26 September, 2005
Greece has repeated its pledge of lowering the fiscal deficit to below 3.0 percent of gross domestic product (GDP) by the end of 2006 in order to meet a key European Union debt-control requirement.
"The government is committed to correcting the excessive deficit by end-2006 through expenditure restraint in the public sector, measures to contain borrowing by public enterprises and entities, a broadening of the tax base and systematic efforts to tackle tax evasion," Finance Minister George Alogoskoufis said in the US capital.
"The target for 2006 is to further reduce the deficit to 2.8% of GDP," Alogoskoufis told an annual general assembly meeting of the International Fund (IMF) and World Bank at the weekend.
Greece’s economic growth was exceptionally strong in 2004, underpinned by low interest rates and strong construction activity associated with the Athens Olympic Games.
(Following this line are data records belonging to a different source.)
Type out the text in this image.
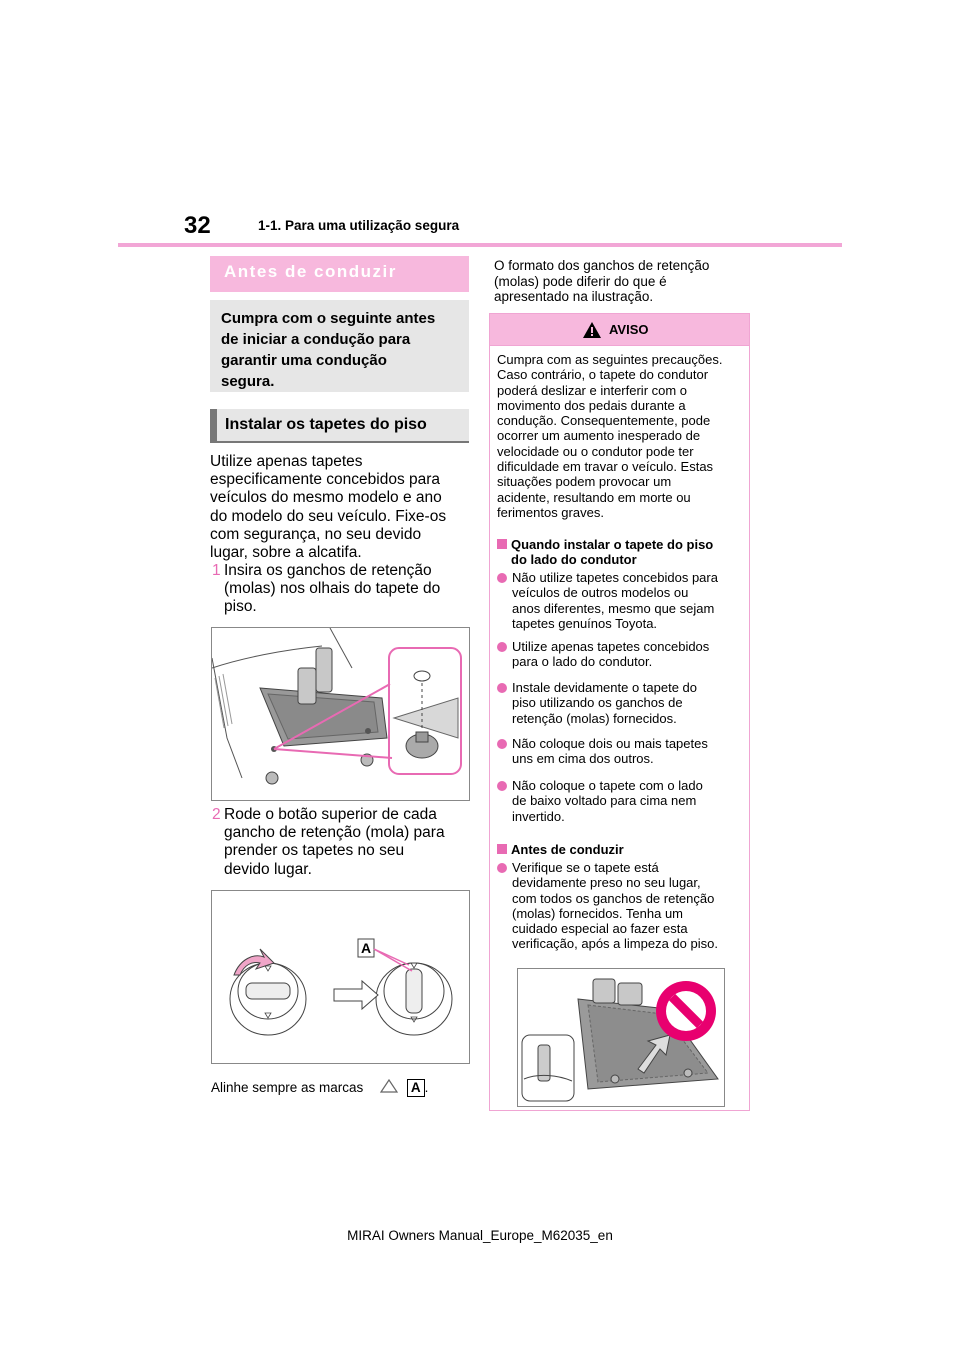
32	1-1. Para uma utilização segura
Antes de conduzir
Cumpra com o seguinte antes
de iniciar a condução para
garantir uma condução
segura.
Instalar os tapetes do piso
Utilize apenas tapetes
especificamente concebidos para
veículos do mesmo modelo e ano
do modelo do seu veículo. Fixe-os
com segurança, no seu devido
lugar, sobre a alcatifa.
1 Insira os ganchos de retenção
(molas) nos olhais do tapete do
piso.
2 Rode o botão superior de cada
gancho de retenção (mola) para
prender os tapetes no seu
devido lugar.
A
Alinhe sempre as marcas	A .
O formato dos ganchos de retenção
(molas) pode diferir do que é
apresentado na ilustração.
AVISO
Cumpra com as seguintes precauções.
Caso contrário, o tapete do condutor
poderá deslizar e interferir com o
movimento dos pedais durante a
condução. Consequentemente, pode
ocorrer um aumento inesperado de
velocidade ou o condutor pode ter
dificuldade em travar o veículo. Estas
situações podem provocar um
acidente, resultando em morte ou
ferimentos graves.
Quando instalar o tapete do piso
do lado do condutor
Não utilize tapetes concebidos para
veículos de outros modelos ou
anos diferentes, mesmo que sejam
tapetes genuínos Toyota.
Utilize apenas tapetes concebidos
para o lado do condutor.
Instale devidamente o tapete do
piso utilizando os ganchos de
retenção (molas) fornecidos.
Não coloque dois ou mais tapetes
uns em cima dos outros.
Não coloque o tapete com o lado
de baixo voltado para cima nem
invertido.
Antes de conduzir
Verifique se o tapete está
devidamente preso no seu lugar,
com todos os ganchos de retenção
(molas) fornecidos. Tenha um
cuidado especial ao fazer esta
verificação, após a limpeza do piso.
MIRAI Owners Manual_Europe_M62035_en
Labor market conditions improved as the unemployment rate dropped by almost a full percentage point to 10.4% in the first quarter of 2005; but inflation remained above the euro-area average, thus gradually eroding competitiveness, he noted during the joint AGM.
"Growth is expected to remain robust, at 3.6% in 2005 and rise slightly in 2006, despite the high oil prices and weak economic activity in the eurozone. This robust growth performance, well above the euro-area average, is driven by private consumption and investment, exports and tourism. Structural reforms in product and labor markets underlie this performance," the minister said.
Fiscal consolidation remained one of the government’s key priorities. A fiscal audit launched in March 2004 resulted in upward revisions of the general government deficit and debt for the period 1997-2004; and the revisions have led to an increase in transparency that provides a solid basis for assessing the fiscal stance.
Significant progress has been achieved in 2005, with the deficit of the general government set to decline from above 6% of GDP in 2004 to 3.6% in 2005, Alogoskoufis noted.
In parallel with fiscal consolidation, the Greek government is implementing a wide-ranging agenda of structural reforms, to help increase private investment, employment and potential growth. The agenda includes an acceleration of the privatization process, a new legal framework for joint ventures between the state and public sectors, and reforms to increase flexibility in the labor market and in retail shopping hours.
"We are also pursuing efforts to improve the competitiveness of the Greek economy by promoting competition, reducing administrative barriers, and cutting corporate taxes while improving tax administration," Alogoskoufis noted.
"The key to strong economic performance in an environment of intense global competition is downsizing the state sector, building strong institutions, removing obstacles to the efficient allocation of resources and tackling poverty. The pursuit of these objectives is greatly facilitated by international and regional policy coordination," he said.
He welcomed the IMF's lending facilities and global, regional and country surveillance, as well as the World Bank’s country programs and lending policies as instrumental in the pursuit of the government's objectives; and praised the IMF's medium-term strategy to streamline surveillance and increase focus on the most pressing macroeconomic issues arising from globalization.
"We also welcome the Bank’s initiatives to reduce global poverty, and strongly support the Bank’s continuing presence in Southeastern Europe. We also fully endorse the attainment of the Millennium Development Goals by 2015 and the recent G-8 initiative for debt cancellation of eligible countries," the minister concluded.